De cette chaude haleine enveloppant le monde, fiévreuse, joyeuse, glorieuse, mystérieuse, surnaturelle, l’Alsace-Lorraine avait sa part, et ceux d’entre nous .qui, au milieu des fêtes de Metz et de Strasbourg, apprenaient par tel journal, tombé par hasard entre leurs mains, tels faits exaltants que je disais tout à l’heure. Mais, par surcroit ce peuple passé de l’extrême de la servitude à l’extrême de la liberté, de la douleur à la joie, et, je l’ai montré, des plus sombres perspectives aux plus lumineuses espérances, avait, dans le délirant concert des nations, une place privilégiée.

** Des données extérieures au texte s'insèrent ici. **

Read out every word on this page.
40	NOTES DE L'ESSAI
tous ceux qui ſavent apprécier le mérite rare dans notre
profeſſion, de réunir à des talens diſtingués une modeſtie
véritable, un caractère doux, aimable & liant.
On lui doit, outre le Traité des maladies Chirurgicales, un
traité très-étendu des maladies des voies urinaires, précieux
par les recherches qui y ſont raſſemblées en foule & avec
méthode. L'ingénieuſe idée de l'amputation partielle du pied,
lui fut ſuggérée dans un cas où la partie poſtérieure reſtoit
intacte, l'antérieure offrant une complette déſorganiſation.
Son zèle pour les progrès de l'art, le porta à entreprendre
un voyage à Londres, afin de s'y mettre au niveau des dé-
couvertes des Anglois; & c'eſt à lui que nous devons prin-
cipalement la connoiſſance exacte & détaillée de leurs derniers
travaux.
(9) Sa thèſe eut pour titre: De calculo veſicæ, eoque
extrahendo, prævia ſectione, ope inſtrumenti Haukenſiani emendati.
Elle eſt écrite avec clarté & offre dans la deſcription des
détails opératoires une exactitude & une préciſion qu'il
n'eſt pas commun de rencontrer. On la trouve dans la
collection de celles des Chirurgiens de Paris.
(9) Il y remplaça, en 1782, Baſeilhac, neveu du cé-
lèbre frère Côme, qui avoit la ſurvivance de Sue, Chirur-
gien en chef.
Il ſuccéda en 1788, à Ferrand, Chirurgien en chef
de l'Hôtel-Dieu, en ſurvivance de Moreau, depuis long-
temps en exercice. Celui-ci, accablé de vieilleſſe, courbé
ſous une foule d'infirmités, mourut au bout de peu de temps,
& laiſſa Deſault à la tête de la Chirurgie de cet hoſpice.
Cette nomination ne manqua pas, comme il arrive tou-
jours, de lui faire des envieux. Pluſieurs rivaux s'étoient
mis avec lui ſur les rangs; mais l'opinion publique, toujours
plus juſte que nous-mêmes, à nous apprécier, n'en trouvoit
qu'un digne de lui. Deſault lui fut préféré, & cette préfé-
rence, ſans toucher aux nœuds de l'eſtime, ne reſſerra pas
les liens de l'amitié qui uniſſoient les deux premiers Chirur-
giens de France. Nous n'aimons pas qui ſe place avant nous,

Tandis que les circonstances les avaient miraculeusement, et contre toute attente, sauvés de l’horreur des combats et de la dévastation prévue, les Français, abattant le drapeau à aigle noir un jour, faisant rentrer sous terre le drapeau rouge un autre, les avaient tout à la fois, nous l’avons vu, libérés de la tyrannie et sauves de l’anarchie : en quelques jours, dix périls accumulés sur leur tête s’étaient évanouis. La liberté leur apparaissait d’autant plus belle que, depuis quatre ans, la servitude avait été plus complète : on leur rendait la langue que, dans une heure de folle tyrannie, l’Allemand leur avait coupée ; mais on leur rendait surtout la franchise du cœur, forcé, quatre ans et, pour beaucoup, quarante ans durant, de « se masquer. » ils avaient eu l’immense satisfaction de voir se dissoudre une force que, à leurs dépens, ils avaient connue redoutable et crue à toute épreuve, et ils avaient, en revanche, l’autre satisfaction de retrouver dans ces Français qui leur apportaient tant de bienfaits, des frères non point du tout « dégénérés, » ainsi qu’on le leur avait dit : tout au contraire, les voyaient-ils superbes de discipline aisée et pleins de sentiments élevés, unissant à la « gentillesse » de la race et à son esprit prime-sautier une belle tenue et, dans le plus éclatant des triomphes, une humanité souriante et sans jactance ; ces « impies » remplissaient les églises, ces « corrupteurs » dansaient d’honnêtes rondes, ces « anarchistes » respectaient l’autorité, ces gens « immoraux » s’asseyaient avec joie à d’honnêtes foyers et se louaient d’y retrouver le leur.

Je n’écris point ici d’après des impressions personnelles qui.